緋鎚の船員たちはそれを存分に楽しみながら、あちこちを気ままに回っていた。昔は船と人の多さに資金繰りが苦しくなることもあったが、エリオに代替わりしてからは仕事も上手くなった。たまに遊びすぎることもあるがそれなりに順調である。
豪腕で豪快なオルソに惹かれた男たちが、腕っ節だけを持ち集まったのが緋鎚の船だ。そして船長の大役を受け継いだエリオもまた、彼らを見事に惹き留めた。力一辺倒だった集団に少しの知恵が加わって、緋鎚は大きく安定してきていた。
広大な海原を渡るには力がいる。
彼らはどこよりもその力を持っていた。メモーリアは彼らの庭で、時にはその外に広がる海でさえ手の内だった。年若い船長は、船に新たな推力をもたらす追い風だった。
マストの上から甲板に声がかかる。船影が見えたらしい。船首の向いている方向からはやや右に反れた位置だ。どうするかと指示を仰がれ、エリオは少し考えた。丁度、日課のトレーニングをしているところであった。

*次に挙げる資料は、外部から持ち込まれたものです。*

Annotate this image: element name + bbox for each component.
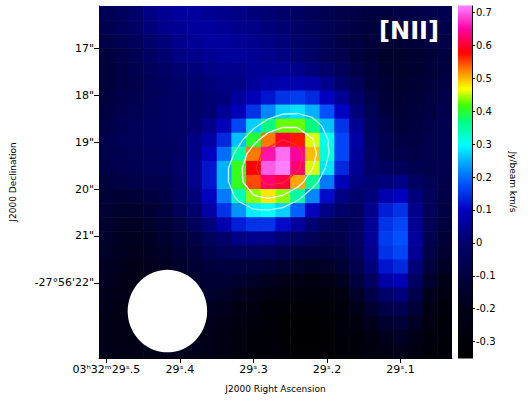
svg-text:0.2: 0.2: [476, 172, 492, 183]
svg-text:J2000 Right Ascension: J2000 Right Ascension: [224, 384, 325, 394]
svg-text:-0.1: -0.1: [476, 270, 496, 281]
svg-text:17": 17": [75, 42, 94, 55]
svg-text:0.3: 0.3: [476, 139, 492, 150]
svg-text:21": 21": [75, 229, 94, 242]
svg-text:-27°56'22": -27°56'22": [34, 276, 94, 289]
svg-text:[NII]: [NII]: [379, 17, 439, 45]
svg-text:J2000 Declination: J2000 Declination: [8, 142, 18, 222]
svg-text:29ˢ.1: 29ˢ.1: [386, 363, 415, 376]
svg-text:03ʰ32ᵐ29ˢ.5: 03ʰ32ᵐ29ˢ.5: [72, 363, 140, 376]
svg-text:Jy/beam km/s: Jy/beam km/s: [508, 150, 518, 212]
svg-text:0.1: 0.1: [476, 204, 492, 215]
svg-text:-0.2: -0.2: [476, 303, 496, 314]
svg-text:0.7: 0.7: [476, 7, 492, 18]
svg-text:20": 20": [75, 183, 94, 196]
svg-text:0.6: 0.6: [476, 40, 492, 51]
svg-text:29ˢ.4: 29ˢ.4: [166, 363, 195, 376]
svg-text:0.4: 0.4: [476, 106, 492, 117]
svg-text:-0.3: -0.3: [476, 336, 496, 347]
svg-text:29ˢ.2: 29ˢ.2: [313, 363, 342, 376]
svg-text:0: 0: [476, 237, 482, 248]
svg-text:18": 18": [75, 89, 94, 102]
svg-text:0.5: 0.5: [476, 73, 492, 84]
svg-text:19": 19": [75, 136, 94, 149]
svg-text:29ˢ.3: 29ˢ.3: [239, 363, 268, 376]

周りで一緒に鍛えていた水夫たちも一旦手を止め耳を傾ける。
エリオは彼らを見回して聞いた。
「俺さ、この前乗り込まなかったからめちゃくちゃ元気なんだけど、みんなはどう?」
「俺もです!」
「行きましょう、頭っ!」
「俺も乗り込みたいッス!」
船長の問いかけに汗臭い男たちが立ち上がる。鍛え上げた腕っ節を発揮したいのは皆同じであった。
エリオは船影に向けて舵を切った。
「近づいて軍船と海賊船だったらパスだけど、商船とか民間船だったら何でもいいや。乗り込んで洗いざらいもらっちまおう!」
拳を上げて宣言される号令に男たちの歓声が被さる。
自由な海を力ある男たちが自由に渡っていく。
一度は波間に隠れた緋鎚の名が、再び海を覆う日は近かった。